Looking forward and not backward, asking, “Is there something I could be doing better?” is often the pathway to saving that company, marriage, nation, and job-hunt!

When unemployment is dragging on and on, everything should be on the table for examination. We need to question all assumptions. Assume we are in a new world. Rethink all our strategies. Revisit everything we think we know for sure, and ask if in fact things have changed. Think whether there is something new we need to learn, remembering always that before we can learn we sometimes need to unlearn (some things).

So this brings us to our

Second Important Attitude for Survival While Out of Work: We need to assume that nothing that worked before will necessarily work now. We need to reexamine every job-hunting method there is (next chapter), and reconsider whether there is a better way that we could be going about this.

In whatever circumstances we may find ourselves in life, attitude is everything.

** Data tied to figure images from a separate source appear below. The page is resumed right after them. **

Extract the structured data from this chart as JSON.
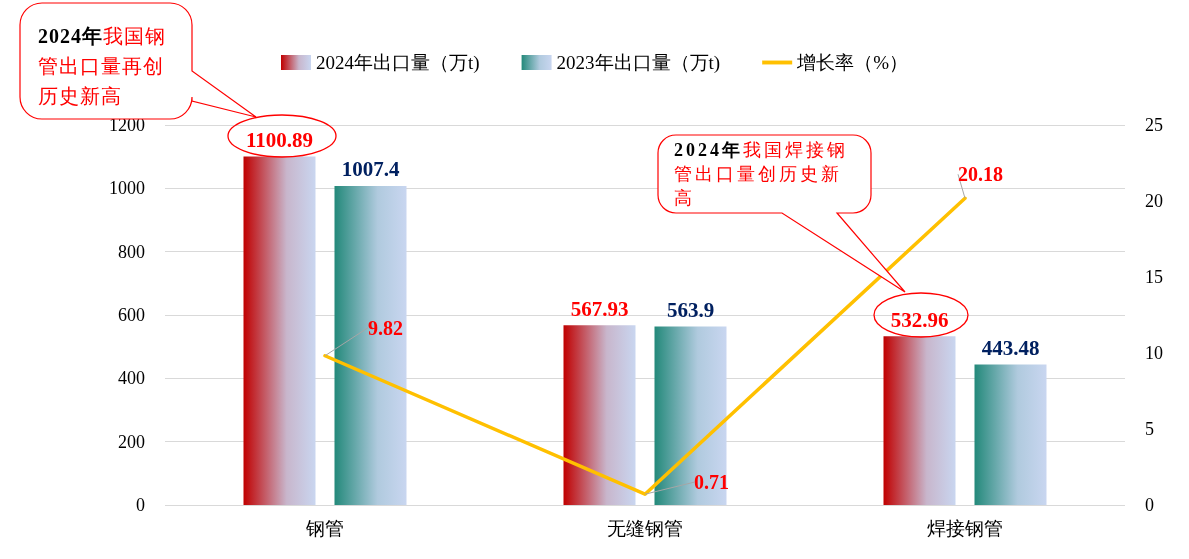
{
  "chart_data": {
    "type": "bar",
    "categories": [
      "钢管",
      "无缝钢管",
      "焊接钢管"
    ],
    "series": [
      {
        "name": "2024年出口量（万t)",
        "color": "#c00000",
        "values": [
          1100.89,
          567.93,
          532.96
        ]
      },
      {
        "name": "2023年出口量（万t)",
        "color": "#23897a",
        "values": [
          1007.4,
          563.9,
          443.48
        ]
      },
      {
        "name": "增长率（%）",
        "type": "line",
        "axis": "y2",
        "color": "#ffc000",
        "values": [
          9.82,
          0.71,
          20.18
        ]
      }
    ],
    "ylim": [
      0,
      1200
    ],
    "yticks": [
      0,
      200,
      400,
      600,
      800,
      1000,
      1200
    ],
    "y2lim": [
      0,
      25
    ],
    "y2ticks": [
      0,
      5,
      10,
      15,
      20,
      25
    ],
    "grid": "y",
    "legend": "top",
    "data_labels": true,
    "marker": "none",
    "annotations": [
      "2024年我国钢管出口量再创历史新高",
      "2024年我国焊接钢管出口量创历史新高"
    ]
  }
}
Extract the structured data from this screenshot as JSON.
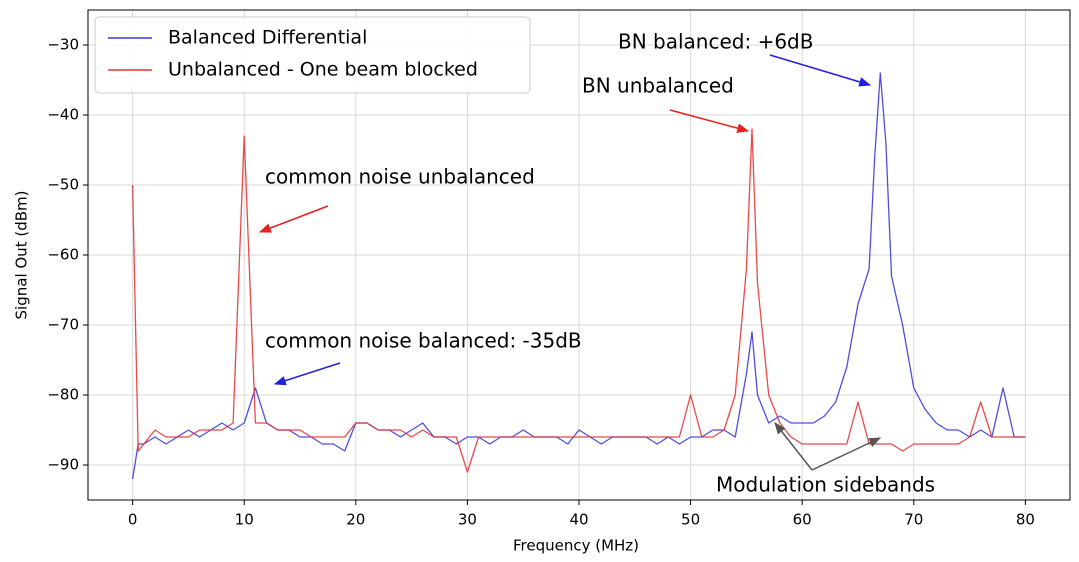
{
  "chart_data": {
    "type": "line",
    "xlabel": "Frequency (MHz)",
    "ylabel": "Signal Out (dBm)",
    "x": [
      0,
      0.5,
      1,
      2,
      3,
      4,
      5,
      6,
      7,
      8,
      9,
      10,
      11,
      12,
      13,
      14,
      15,
      16,
      17,
      18,
      19,
      20,
      21,
      22,
      23,
      24,
      25,
      26,
      27,
      28,
      29,
      30,
      31,
      32,
      33,
      34,
      35,
      36,
      37,
      38,
      39,
      40,
      41,
      42,
      43,
      44,
      45,
      46,
      47,
      48,
      49,
      50,
      51,
      52,
      53,
      54,
      55,
      55.5,
      56,
      57,
      58,
      59,
      60,
      61,
      62,
      63,
      64,
      65,
      66,
      66.5,
      67,
      67.5,
      68,
      69,
      70,
      71,
      72,
      73,
      74,
      75,
      76,
      77,
      78,
      79,
      80
    ],
    "series": [
      {
        "name": "Balanced Differential",
        "color": "#3b3be0",
        "values": [
          -92,
          -87,
          -87,
          -86,
          -87,
          -86,
          -85,
          -86,
          -85,
          -84,
          -85,
          -84,
          -79,
          -84,
          -85,
          -85,
          -86,
          -86,
          -87,
          -87,
          -88,
          -84,
          -84,
          -85,
          -85,
          -86,
          -85,
          -84,
          -86,
          -86,
          -87,
          -86,
          -86,
          -87,
          -86,
          -86,
          -85,
          -86,
          -86,
          -86,
          -87,
          -85,
          -86,
          -87,
          -86,
          -86,
          -86,
          -86,
          -87,
          -86,
          -87,
          -86,
          -86,
          -85,
          -85,
          -86,
          -77,
          -71,
          -80,
          -84,
          -83,
          -84,
          -84,
          -84,
          -83,
          -81,
          -76,
          -67,
          -62,
          -46,
          -34,
          -44,
          -63,
          -70,
          -79,
          -82,
          -84,
          -85,
          -85,
          -86,
          -85,
          -86,
          -79,
          -86,
          -86
        ]
      },
      {
        "name": "Unbalanced - One beam blocked",
        "color": "#e83535",
        "values": [
          -50,
          -88,
          -87,
          -85,
          -86,
          -86,
          -86,
          -85,
          -85,
          -85,
          -84,
          -43,
          -84,
          -84,
          -85,
          -85,
          -85,
          -86,
          -86,
          -86,
          -86,
          -84,
          -84,
          -85,
          -85,
          -85,
          -86,
          -85,
          -86,
          -86,
          -86,
          -91,
          -86,
          -86,
          -86,
          -86,
          -86,
          -86,
          -86,
          -86,
          -86,
          -86,
          -86,
          -86,
          -86,
          -86,
          -86,
          -86,
          -86,
          -86,
          -86,
          -80,
          -86,
          -86,
          -85,
          -80,
          -62,
          -42,
          -64,
          -80,
          -84,
          -86,
          -87,
          -87,
          -87,
          -87,
          -87,
          -81,
          -87,
          -87,
          -87,
          -87,
          -87,
          -88,
          -87,
          -87,
          -87,
          -87,
          -87,
          -86,
          -81,
          -86,
          -86,
          -86,
          -86
        ]
      }
    ],
    "xlim": [
      -4,
      84
    ],
    "ylim": [
      -95,
      -25
    ],
    "xticks": [
      0,
      10,
      20,
      30,
      40,
      50,
      60,
      70,
      80
    ],
    "yticks": [
      {
        "value": -90,
        "label": "−90"
      },
      {
        "value": -80,
        "label": "−80"
      },
      {
        "value": -70,
        "label": "−70"
      },
      {
        "value": -60,
        "label": "−60"
      },
      {
        "value": -50,
        "label": "−50"
      },
      {
        "value": -40,
        "label": "−40"
      },
      {
        "value": -30,
        "label": "−30"
      }
    ],
    "grid": true,
    "legend": "upper left",
    "annotations": [
      {
        "text": "common noise unbalanced",
        "color": "#e82020"
      },
      {
        "text": "common noise balanced: -35dB",
        "color": "#2020e0"
      },
      {
        "text": "BN unbalanced",
        "color": "#e82020"
      },
      {
        "text": "BN balanced: +6dB",
        "color": "#2020e0"
      },
      {
        "text": "Modulation sidebands",
        "color": "#555555"
      }
    ]
  }
}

We must never shrink from doing the hard work of rethinking our whole strategy.

THIRD IMPORTANT ATTITUDE FOR SURVIVAL WHILE JOB-HUNTING

I recall a talk I heard many years ago, that made a deep, lasting impression on me. It was a doctor speaking; a doctor turned researcher, as it happened. He was reporting on a study that some colleagues had made of healing, at the hospital where he worked in New York City. They had long known that some people healed faster than others, but now they wanted to find out why.

So, as I recall, they searched through their records of recent patients to find matched pairs: essentially two people of the same age, with the same background, the same basic health record, who had undergone the same procedure or operation in that hospital. One member of each pair healed faster than the other, often by far. The doctors therefore questioned each pair at length to find out what was different about the person who healed faster. The common explanations that would occur to any thoughtful layperson proved to have no correlation with the rate of healing. Was the one who healed faster more optimistic than the other? No. Well, then, was it their habits: eating, sleeping, exercising? No. Was it their family history? No. Was it their status as single or married? No. Was it a belief in God? No. Well, then, what was it?

It turned out that those who healed faster believed that everything that happened to them had meaning, even if they didn’t know what the meaning was, at the time. They believed that nothing meaningless ever happened to them. The ones who healed slowly did not believe this. This was independent of whether they believed in God or not.

The reason this talk made such an impression on me was because it demonstrated that what we are thinking actually can influence the body. It seemed to follow that it could influence our minds and spirits also.

I was also struck by a part of his report that said, “…even if they didn’t know what the meaning was.” Apparently, just to believe that nothing about our life is meaningless is a powerful idea.